Résultat de trente années de recherche, deux vaccins ont été mis au point pour les enfants de moins de 5 ans. Le RTS,S développé par GSK, premier vaccin antipaludique de l'histoire, homologué par l'Organisation mondiale de la santé (OMS), doit être administré en quatre doses, la première année, avec ensuite un rappel par an.

« Déjà mis en oeuvre dans trois pays d'Afrique (le Ghana, le Kenya et le Malawi), il a fait l'objet d'une demande à l'Alliance du vaccin Gavi de la part de 21 États du continent pour une mise en oeuvre l'an prochain », le temps de préparer la logistique et de sensibiliser leur population. Gavi a pu mobiliser 160 millions de dollars, de 2022 à 2025.

Autre sérum prometteur, le R21 Matrix-M, conçu par Novavax pour induire une plus grande réponse des anticorps au parasite.

« Il a été testé au Burkina Faso et est efficace à 75% après 12 mois chez les enfants ».

Toujours en phase d'étude (en deuxième phase de test sur quatre au total), il n'a pas encore été approuvé par l'OMS, mais deux pays, le Ghana et le Nigeria, n'ont pas attendu ce feu vert pour l'approuver de leur propre chef. Ces États ont des structures de régulation bien implantées et ont probablement été motivés par les promesses du groupe pharmaceutique d'installer une usine de fabrication au Ghana et de donner des doses au Nigeria.

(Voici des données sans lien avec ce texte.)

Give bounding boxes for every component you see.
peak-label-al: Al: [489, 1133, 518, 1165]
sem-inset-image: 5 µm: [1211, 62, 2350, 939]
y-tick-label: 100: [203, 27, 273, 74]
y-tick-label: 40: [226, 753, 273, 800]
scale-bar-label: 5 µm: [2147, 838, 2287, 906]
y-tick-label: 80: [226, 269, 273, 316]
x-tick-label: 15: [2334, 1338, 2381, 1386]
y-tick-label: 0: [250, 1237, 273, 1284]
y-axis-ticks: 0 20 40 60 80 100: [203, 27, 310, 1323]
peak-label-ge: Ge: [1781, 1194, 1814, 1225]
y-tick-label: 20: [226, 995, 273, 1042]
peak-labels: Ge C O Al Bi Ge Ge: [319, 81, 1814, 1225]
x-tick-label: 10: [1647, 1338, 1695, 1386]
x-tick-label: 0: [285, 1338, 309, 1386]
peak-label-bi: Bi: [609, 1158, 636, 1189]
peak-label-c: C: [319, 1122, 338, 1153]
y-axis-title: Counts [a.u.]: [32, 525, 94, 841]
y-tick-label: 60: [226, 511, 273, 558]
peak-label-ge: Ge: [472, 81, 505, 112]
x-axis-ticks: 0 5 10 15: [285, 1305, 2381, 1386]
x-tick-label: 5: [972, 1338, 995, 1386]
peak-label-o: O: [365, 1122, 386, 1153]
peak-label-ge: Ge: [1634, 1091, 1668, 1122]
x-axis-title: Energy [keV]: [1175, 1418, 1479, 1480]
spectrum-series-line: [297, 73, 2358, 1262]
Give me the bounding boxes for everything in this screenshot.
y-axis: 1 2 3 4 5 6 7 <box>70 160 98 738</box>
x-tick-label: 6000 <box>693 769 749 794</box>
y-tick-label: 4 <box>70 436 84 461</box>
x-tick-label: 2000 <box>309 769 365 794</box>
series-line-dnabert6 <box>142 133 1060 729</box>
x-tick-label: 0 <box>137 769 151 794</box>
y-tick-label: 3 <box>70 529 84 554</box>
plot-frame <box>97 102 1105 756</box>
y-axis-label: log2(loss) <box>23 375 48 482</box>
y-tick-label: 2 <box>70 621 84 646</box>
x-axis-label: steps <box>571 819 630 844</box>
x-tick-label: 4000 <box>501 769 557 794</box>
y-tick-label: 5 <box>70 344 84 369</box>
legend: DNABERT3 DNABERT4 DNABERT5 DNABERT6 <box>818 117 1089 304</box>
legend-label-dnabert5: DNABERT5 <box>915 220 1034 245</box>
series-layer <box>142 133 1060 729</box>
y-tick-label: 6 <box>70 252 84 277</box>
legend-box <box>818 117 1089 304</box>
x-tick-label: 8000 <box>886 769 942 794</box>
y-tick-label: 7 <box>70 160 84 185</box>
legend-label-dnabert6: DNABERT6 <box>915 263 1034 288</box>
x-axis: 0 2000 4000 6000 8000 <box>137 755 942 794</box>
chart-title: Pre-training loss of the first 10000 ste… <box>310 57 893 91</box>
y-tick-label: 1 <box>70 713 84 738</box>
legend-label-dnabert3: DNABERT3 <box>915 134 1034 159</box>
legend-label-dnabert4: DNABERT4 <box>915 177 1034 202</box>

En attendant le moustique génétiquement modifié

Autre voie de recherche prometteuse, celle de la modification génétique des moustiques qui en est à sa deuxième phase de test.

Après avoir travaillé sur la production de mâles stériles, les chercheurs privilégient la piste du « mâle biaisé », où l'on aboutit à une descendance mâle à 95 %, pour limiter la reproduction de cet insecte vecteur du paludisme, mais aussi pour limiter la transmission du parasite, sachant que c'est l'anophèle femelle qui pique les humains.

Cette piste génétique ne sera pas opérationnelle avant quelques années, selon le Dr Lea Pare Toe de l'Institut burkinabé de recherche en Sciences de la santé et responsable de l'impact des parties prenantes dans la recherche de Target Malaria.

La technique pourrait, selon elle, être également très utile à l'avenir pour lutter contre un nouveau vecteur qui a fait son apparition dans les villes d'Afrique, le moustique asiatique (anopheles stephensi).

Déjà présent dans huit pays africains, de l'est à l'ouest du continent (Djibouti, Érythrée, Éthiopie, Kenya, Somalie, Soudan, puis Ghana et Nigeria), c'est un nouveau et grand défi pour la lutte contre le paludisme en Afrique, dans un contexte d'urbanisation galopante.